#### Rewrite as a logarithmic equation

## How do you write a logarithmic function?

Then the logarithmic function is given by; f(x) = log _{b} x = y, where b is the base, y is the exponent and x is the argument. The function f (x) = log _{b} x is read as “log base b of x.” Logarithms are useful in mathematics because they enable us to perform calculations with very large numbers.

## How do you solve logarithmic equations step by step?

Solving Logarithmic EquationsStep 1: Use the rules of exponents to isolate a logarithmic expression (with the same base) on both sides of the equation.Step 2: Set the arguments equal to each other.Step 3: Solve the resulting equation.Step 4: Check your answers. Solve. Step 1: Use the properties of the logarithm to isolate the log on one side.

## What is an example of a logarithmic function?

For example, y = log2 8 can be rewritten as 2y = 8. Since 8 = 23 , we get y = 3. As mentioned in the beginning of this lesson, y represents the exponent, and it also represents the logarithm. Therefore, a logarithm is an exponent.

## What is a logarithmic equation?

A logarithmic equation is an equation that involves the logarithm of an expression containing a variable. To solve exponential equations, first see whether you can write both sides of the equation as powers of the same number.

## What does a logarithmic equation look like?

The logarithmic function, , is spoken as “the log, base a, of x.” The logarithmic function is the inverse of the exponential function, so one can also think of logarithms by using exponential form. is the same operation as thinking “a to the y power equals x.” The common logarithmic function, written y = log x, has an

## How do you solve logarithmic equations with different bases?

How to Solve Logarithms With Different BasesStep 1: Change the Base to 10. Using the change of base formula, you have.

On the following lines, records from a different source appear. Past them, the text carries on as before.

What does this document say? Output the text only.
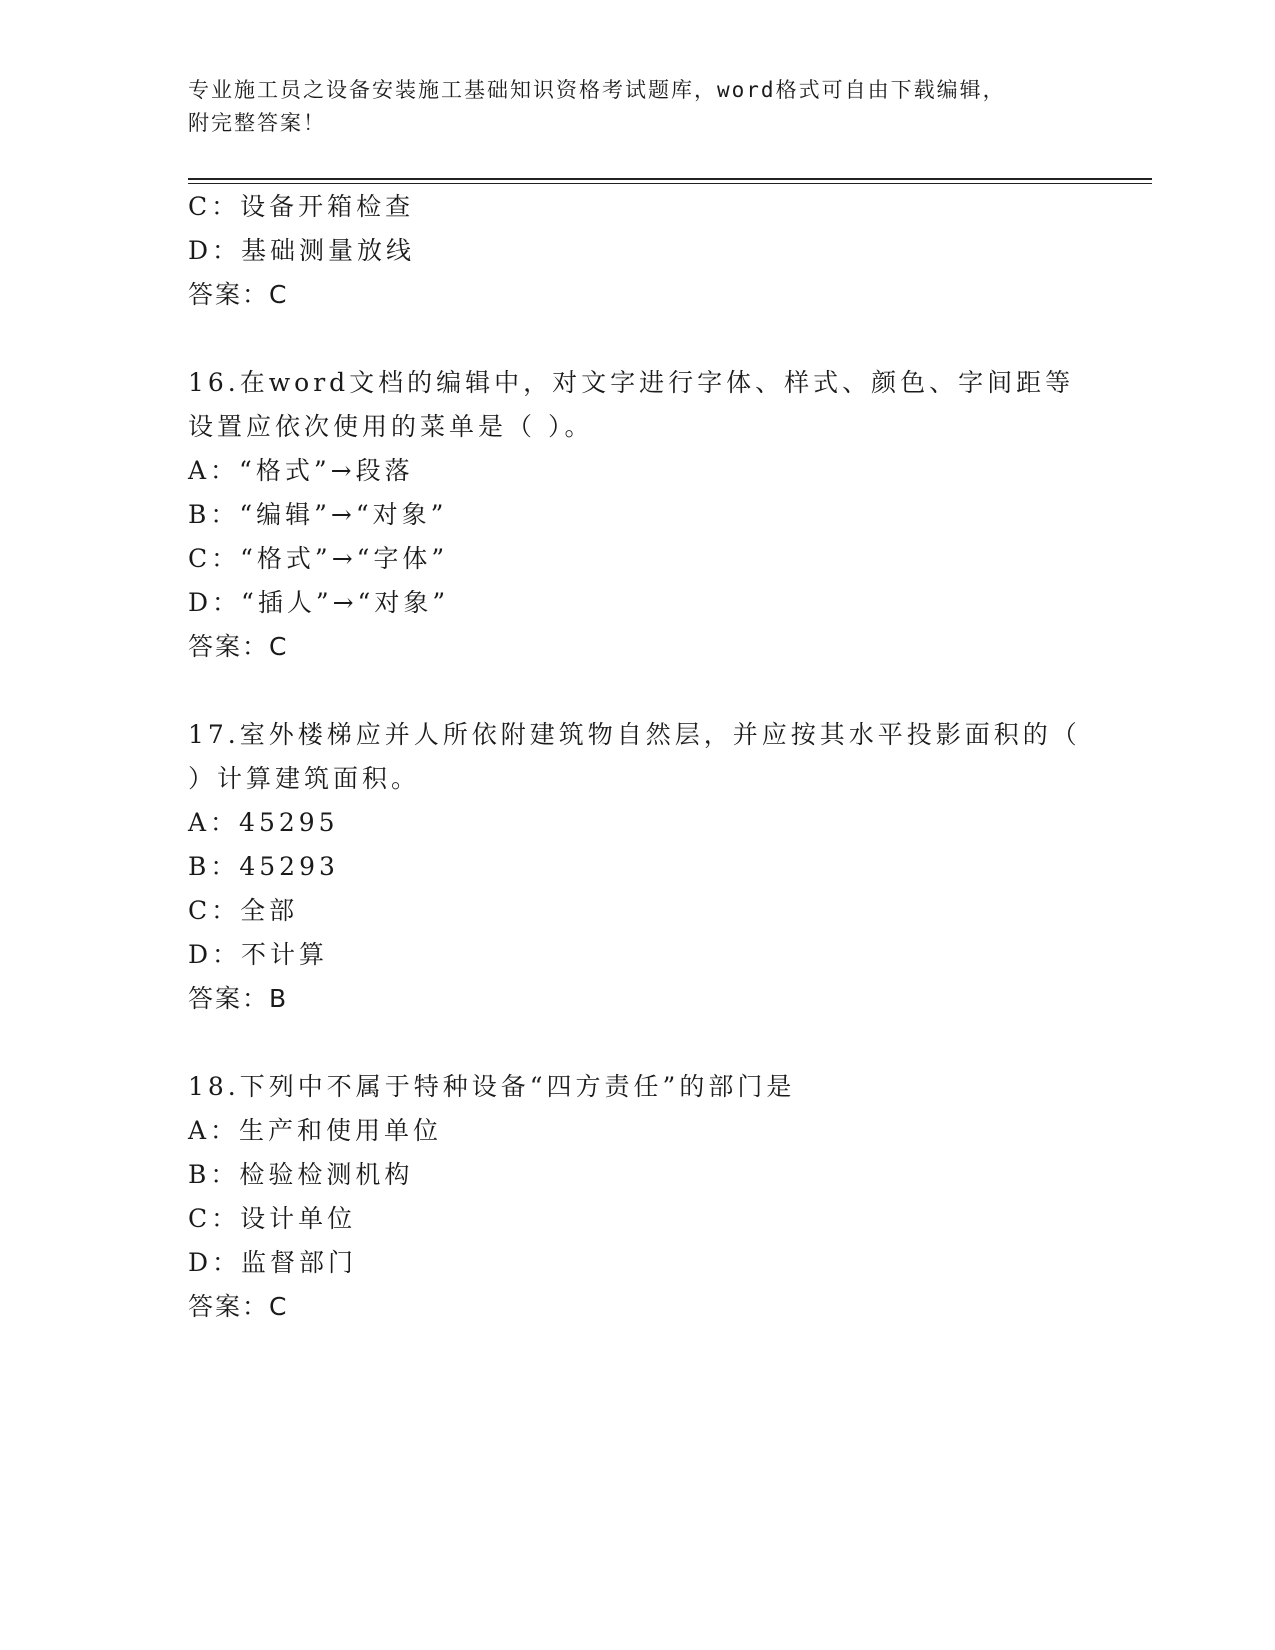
专业施工员之设备安装施工基础知识资格考试题库，word格式可自由下载编辑，
附完整答案！
C：设备开箱检查
D：基础测量放线
答案：C
16.在word文档的编辑中，对文字进行字体、样式、颜色、字间距等
设置应依次使用的菜单是（ ）。
A：“格式”→段落
B：“编辑”→“对象”
C：“格式”→“字体”
D：“插人”→“对象”
答案：C
17.室外楼梯应并人所依附建筑物自然层，并应按其水平投影面积的（
）计算建筑面积。
A：45295
B：45293
C：全部
D：不计算
答案：B
18.下列中不属于特种设备“四方责任”的部门是
A：生产和使用单位
B：检验检测机构
C：设计单位
D：监督部门
答案：C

Step 2: Solve for the Numerator and Denominator. Since your calculator is equipped to solve base-10 logarithms explicitly, you can quickly find that log 50 = 1.699 and log 2 = 0.3010.Step 3: Divide to Get the Solution. 1.699/0.3010 = 5.644.

## Can a logarithmic equation have a negative solution?

Logarithms cannot have non-positive arguments (that is, arguments which are negative or zero), but quadratics and other equations can have negative solutions. Each log in the equation had the same base, and each side of the log equation ended up with the value, so the solution “checks”.